Atopik Dermatit Tedavisinde Neler Yapılır?
Mevcut klinik yaklaşımda atopik dermatitin kesin bir tedavisi bulunmamaktadır. Tedavide asıl hedeflenen, klinik belirtilerin kontrol altına alınarak şikâyetlerin giderilmesi ve hayat kalitesinin artırılmasıdır. Buna yönelik olarak hastalara çeşitli yaşam tarzı değişiklikleri önerilir ve ilaç tedavisi verilir.
Kaşıntı şikâyetinin azaltılması, cildin tekrarlayan fiziksel travmalara uğramasını önleyerek muhtemel cilt enfeksiyonlarının gelişimine karşı korur. Bu amaçla hastalara kortikosteroid içerikli kremler, şiddetli vakalarda ağızdan alınan kortikosteroid ve antihistaminik ilaçlar reçete edilebilir. İkincil gelişen enfeksiyonların tedavi edilmesi için antibiyotik ilaçlar tedaviye eklenebilir. Tedaviye yanıt vermeyen vakalarda ise bağışıklık sistemini baskılayıcı ilaçlara başvurulabilir.

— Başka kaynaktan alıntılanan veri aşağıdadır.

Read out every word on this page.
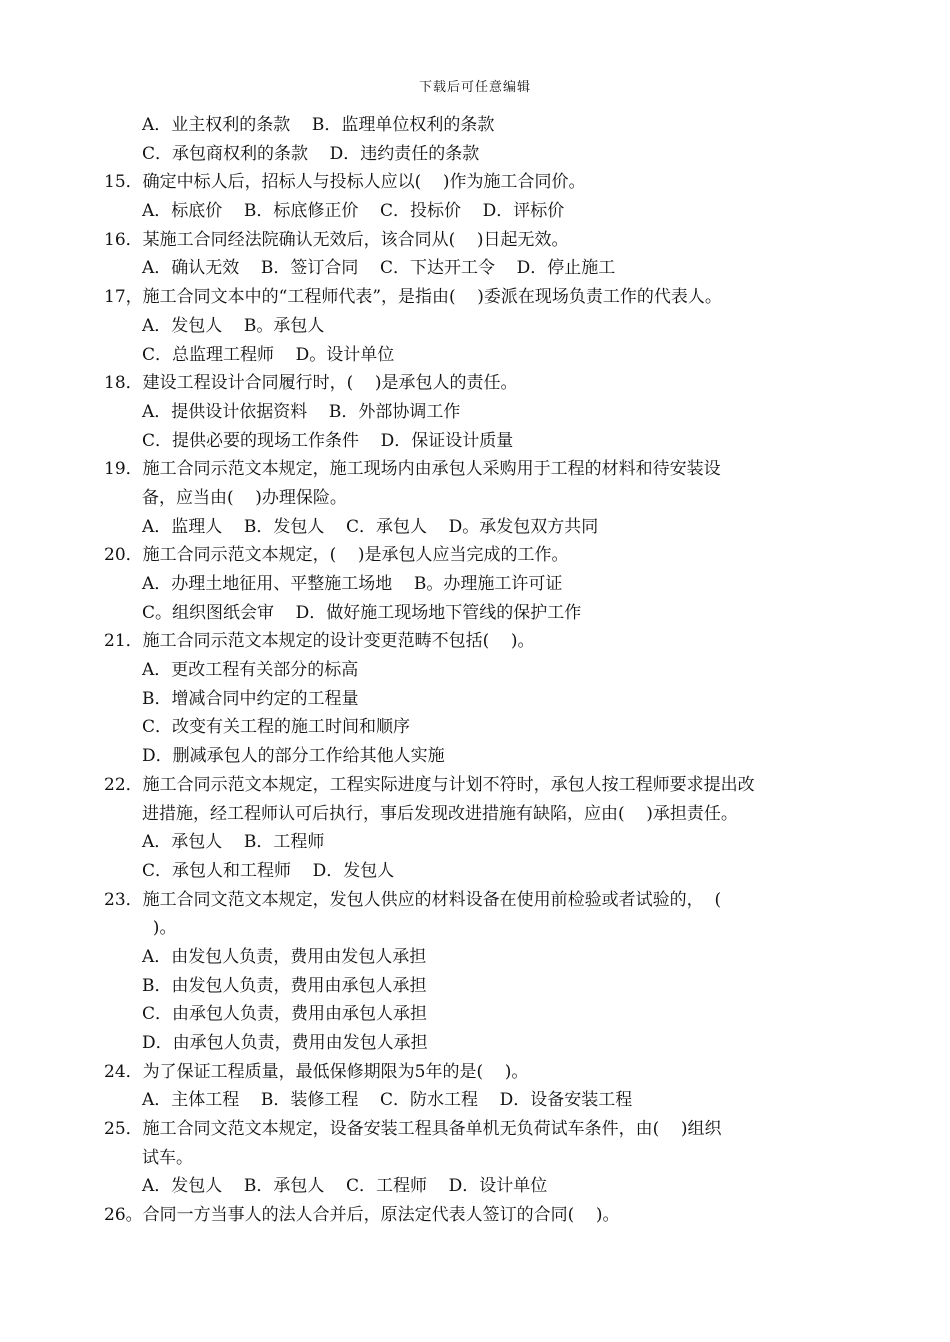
下载后可任意编辑
A．业主权利的条款    B．监理单位权利的条款
C．承包商权利的条款    D．违约责任的条款
15．确定中标人后，招标人与投标人应以(    )作为施工合同价。
A．标底价    B．标底修正价    C．投标价    D．评标价
16．某施工合同经法院确认无效后，该合同从(    )日起无效。
A．确认无效    B．签订合同    C．下达开工令    D．停止施工
17，施工合同文本中的“工程师代表”，是指由(    )委派在现场负责工作的代表人。
A．发包人    B。承包人
C．总监理工程师    D。设计单位
18．建设工程设计合同履行时，(    )是承包人的责任。
A．提供设计依据资料    B．外部协调工作
C．提供必要的现场工作条件    D．保证设计质量
19．施工合同示范文本规定，施工现场内由承包人采购用于工程的材料和待安装设
备，应当由(    )办理保险。
A．监理人    B．发包人    C．承包人    D。承发包双方共同
20．施工合同示范文本规定，(    )是承包人应当完成的工作。
A．办理土地征用、平整施工场地    B。办理施工许可证
C。组织图纸会审    D．做好施工现场地下管线的保护工作
21．施工合同示范文本规定的设计变更范畴不包括(    )。
A．更改工程有关部分的标高
B．增减合同中约定的工程量
C．改变有关工程的施工时间和顺序
D．删减承包人的部分工作给其他人实施
22．施工合同示范文本规定，工程实际进度与计划不符时，承包人按工程师要求提出改
进措施，经工程师认可后执行，事后发现改进措施有缺陷，应由(    )承担责任。
A．承包人    B．工程师
C．承包人和工程师    D．发包人
23．施工合同文范文本规定，发包人供应的材料设备在使用前检验或者试验的，  (
)。
A．由发包人负责，费用由发包人承担
B．由发包人负责，费用由承包人承担
C．由承包人负责，费用由承包人承担
D．由承包人负责，费用由发包人承担
24．为了保证工程质量，最低保修期限为5年的是(    )。
A．主体工程    B．装修工程    C．防水工程    D．设备安装工程
25．施工合同文范文本规定，设备安装工程具备单机无负荷试车条件，由(    )组织
试车。
A．发包人    B．承包人    C．工程师    D．设计单位
26。合同一方当事人的法人合并后，原法定代表人签订的合同(    )。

Bunların yanında; cildin sık sık, özellikle banyo yapıldıktan hemen sonra nemlendirilmesi, bol sıvı tüketilmesi, bulunulan ortamın nemlendirilmesi, bol ve rahat kıyafetlerin tercih edilmesi ve cildin sık kaşınarak irrite edilmesinden kaçınılması, lezyonların hafifletilmesine faydalı olan yaşam tarzı değişiklikleri arasında yer alır. Ek olarak, şikâyetleri tetiklediği bilinen çevre faktörlerinden de uzak durulması gerekir.
Atopik dermatit seyrinde, uzun dönemde hastalarda astım, uzun süreli kaşıntıya bağlı nörodermatit gibi cilt hastalıkları, tahriş olan ciltte ikincil gelişen deri enfeksiyonları, kimyasal maddelerle temas sonucu alerjik kontakt dermatit veya irritan dermatit gibi sağlık sorunları ortaya çıkabilir.